The reaction of Mary Teegee, executive director of Child and Family Services for Carrier Sekani Family Services, after a Canadian Human Rights Tribunal ruling this morning.
The ruling acknowledged the federal government discriminates against First Nations children due to the inequity of funding between children residing on reserve and those residing elsewhere.
“Oh, I was absolutely excited,” she says. “I had tears of joy, it’s been a long nine years and I’m just happy. I couldn’t have asked for a better outcome.”
The case dates back to February, 2007, when the First Nations Child and Family Caring Society (FNCFCS) and the Assembly of First Nations (AFN) first filed a complaint, alleging the Federal Department of Indigenous and Northern Affairs’ provision of the First Nation Child and Family service was inequitable and discriminatory under the Canadian Human Rights Act.
The complainants in the case have asked for compensation in the amount of $20,000 per child though the tribunal has yet to rule on that request.
“The Caring Society requests the compensation be placed in an independent trust to fund healing activities for the benefit of First Nations children who have suffered discrimination in the provision of child and family services,” argued the complainants at the hearings.
“It’s a good day, not only for First Nations people but a good day for Canadians. I think this is the first time ever that a developed nation has faced allegations against racial discrimination against it’s own citizens,” says Teegee.
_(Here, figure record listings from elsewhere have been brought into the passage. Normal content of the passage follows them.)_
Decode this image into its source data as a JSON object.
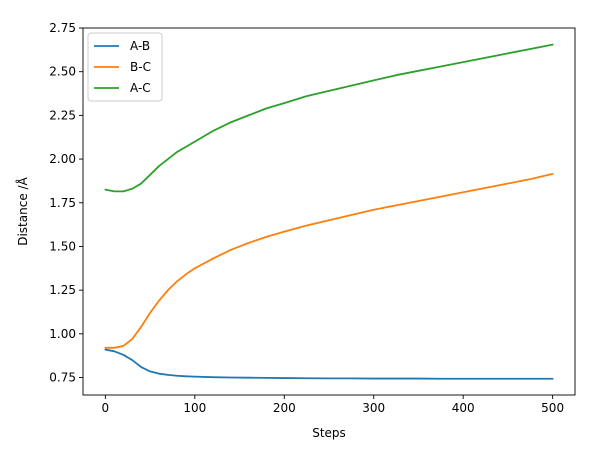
{
  "chart_data": {
    "type": "line",
    "title": "",
    "xlabel": "Steps",
    "ylabel": "Distance /Å",
    "xlim": [
      -25,
      525
    ],
    "ylim": [
      0.65,
      2.75
    ],
    "xticks": [
      0,
      100,
      200,
      300,
      400,
      500
    ],
    "xtick_labels": [
      "0",
      "100",
      "200",
      "300",
      "400",
      "500"
    ],
    "yticks": [
      0.75,
      1.0,
      1.25,
      1.5,
      1.75,
      2.0,
      2.25,
      2.5,
      2.75
    ],
    "ytick_labels": [
      "0.75",
      "1.00",
      "1.25",
      "1.50",
      "1.75",
      "2.00",
      "2.25",
      "2.50",
      "2.75"
    ],
    "grid": false,
    "legend_position": "top-left",
    "x": [
      0,
      10,
      20,
      30,
      40,
      50,
      60,
      70,
      80,
      90,
      100,
      120,
      140,
      160,
      180,
      200,
      225,
      250,
      275,
      300,
      325,
      350,
      375,
      400,
      425,
      450,
      475,
      500
    ],
    "series": [
      {
        "name": "A-B",
        "color": "#1f77b4",
        "values": [
          0.91,
          0.9,
          0.88,
          0.85,
          0.81,
          0.785,
          0.772,
          0.765,
          0.76,
          0.757,
          0.755,
          0.752,
          0.75,
          0.749,
          0.748,
          0.747,
          0.746,
          0.745,
          0.745,
          0.744,
          0.744,
          0.744,
          0.743,
          0.743,
          0.743,
          0.743,
          0.743,
          0.743
        ]
      },
      {
        "name": "B-C",
        "color": "#ff7f0e",
        "values": [
          0.92,
          0.92,
          0.93,
          0.97,
          1.04,
          1.12,
          1.19,
          1.25,
          1.3,
          1.34,
          1.375,
          1.43,
          1.48,
          1.52,
          1.555,
          1.585,
          1.62,
          1.65,
          1.68,
          1.71,
          1.735,
          1.76,
          1.785,
          1.81,
          1.835,
          1.86,
          1.885,
          1.915
        ]
      },
      {
        "name": "A-C",
        "color": "#2ca02c",
        "values": [
          1.825,
          1.815,
          1.815,
          1.83,
          1.86,
          1.91,
          1.96,
          2.0,
          2.04,
          2.07,
          2.1,
          2.16,
          2.21,
          2.25,
          2.29,
          2.32,
          2.36,
          2.39,
          2.42,
          2.45,
          2.48,
          2.505,
          2.53,
          2.555,
          2.58,
          2.605,
          2.63,
          2.655
        ]
      }
    ]
  }
}
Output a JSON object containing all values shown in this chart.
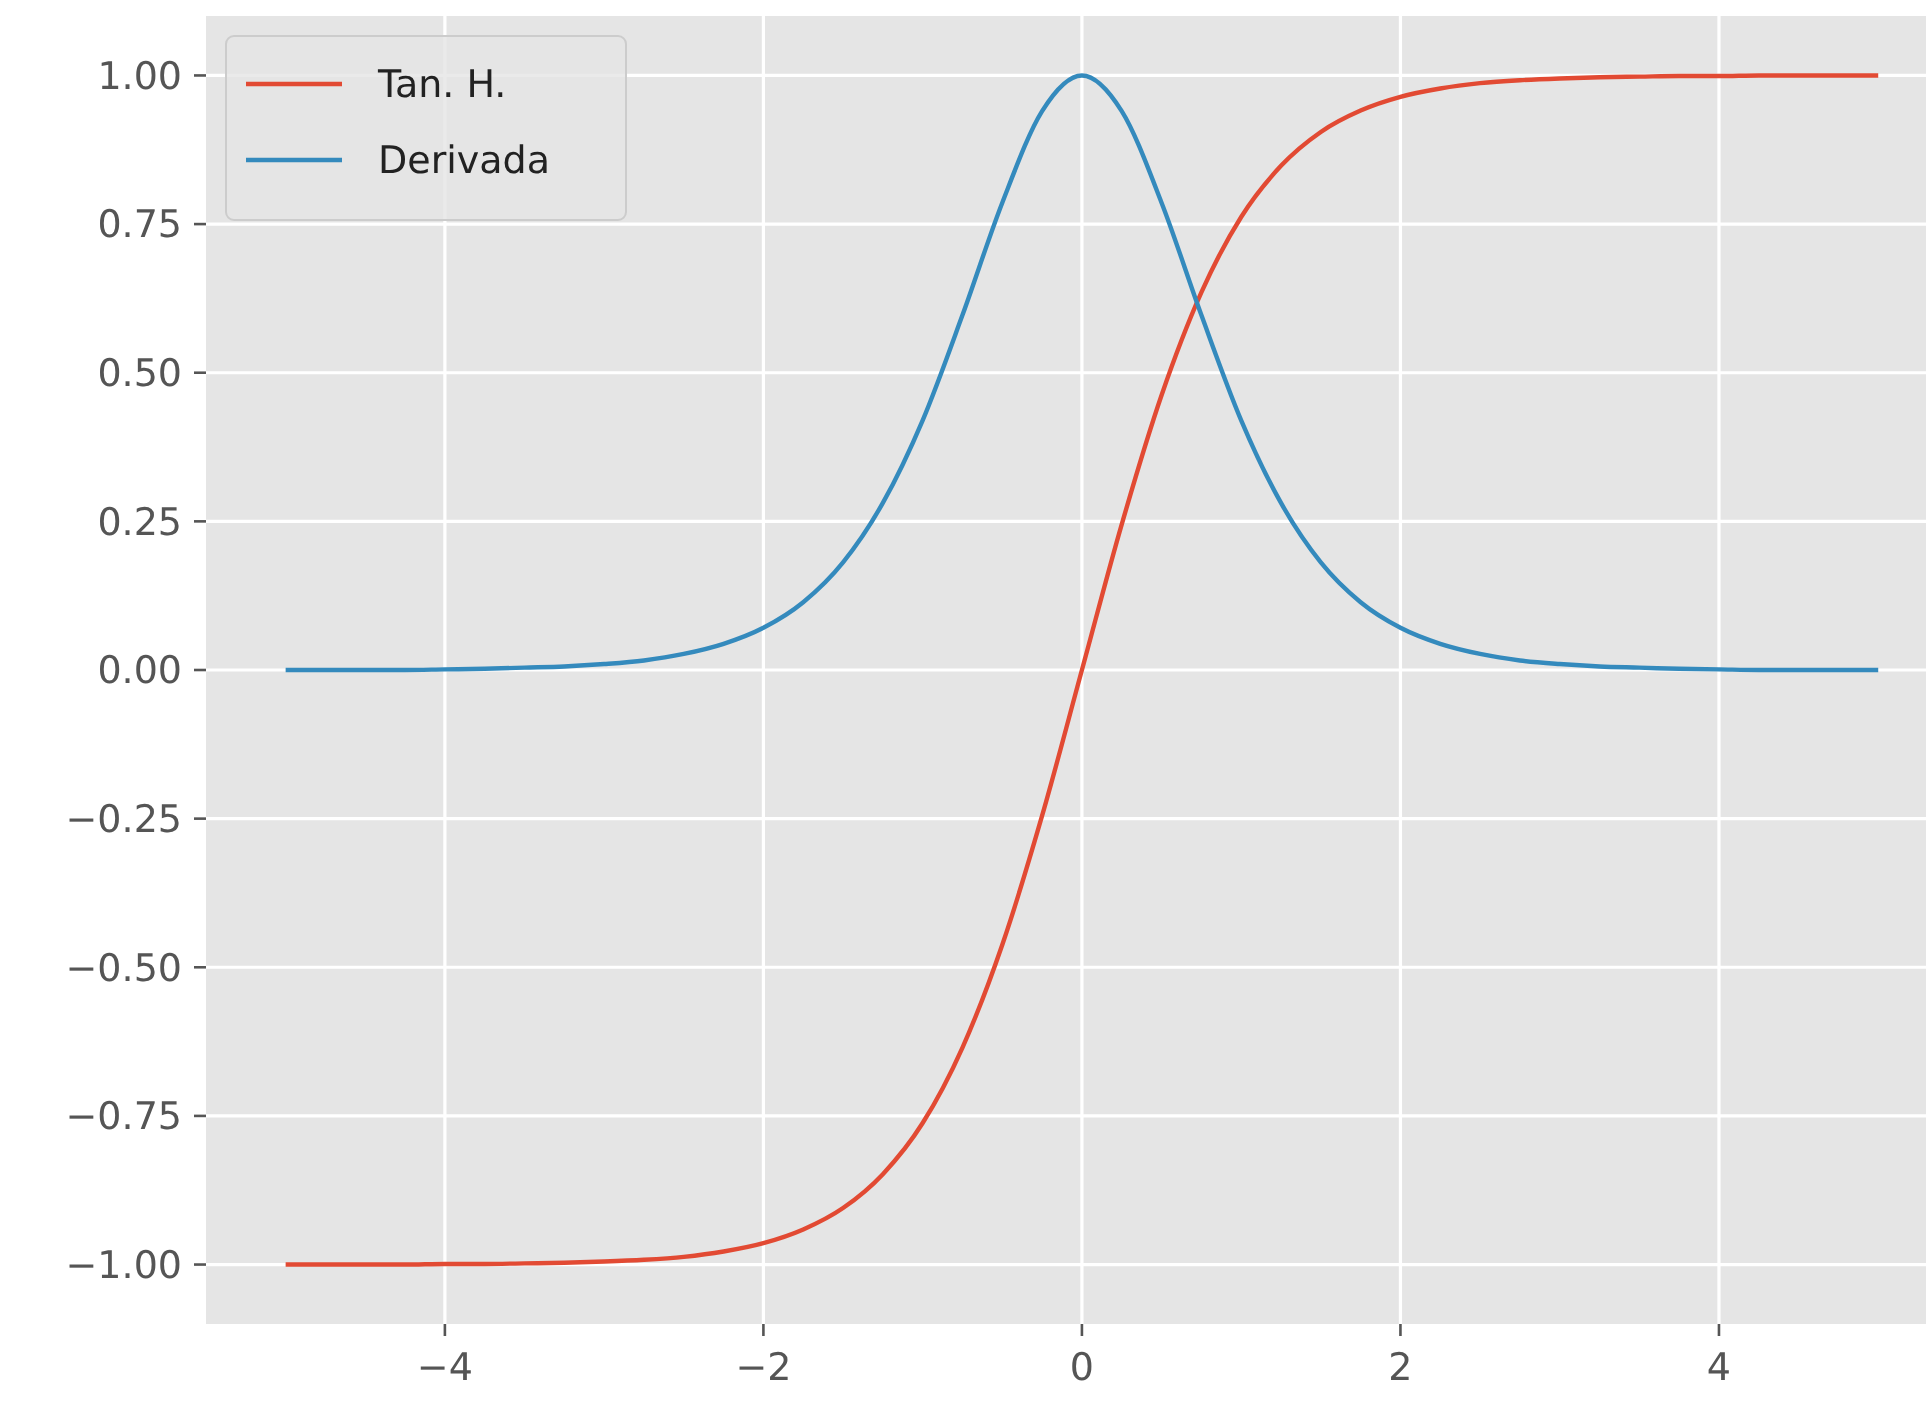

“So having said that, Canada finally can start to hold up their head proud and say we’ve dealt with human rights in our own country, starting with this.”
She also says the ruling sets an important precedent “for addressing inequitable federal government service delivery to First Nations peoples in other areas such as education, health, housing and water.”
Moving forward, Teegee says First Nations will expect action.
“We are expecting action right away. I know that some of the first steps will be the ministers meeting with the AFN and FNCFCS and going from there having those conversations,” says Teegee. “I know that Carolyn Bennett (Minister of Indigenous and Northern Affairs) has also stated that she’s going to be meeting with the provinces to look at remedies.”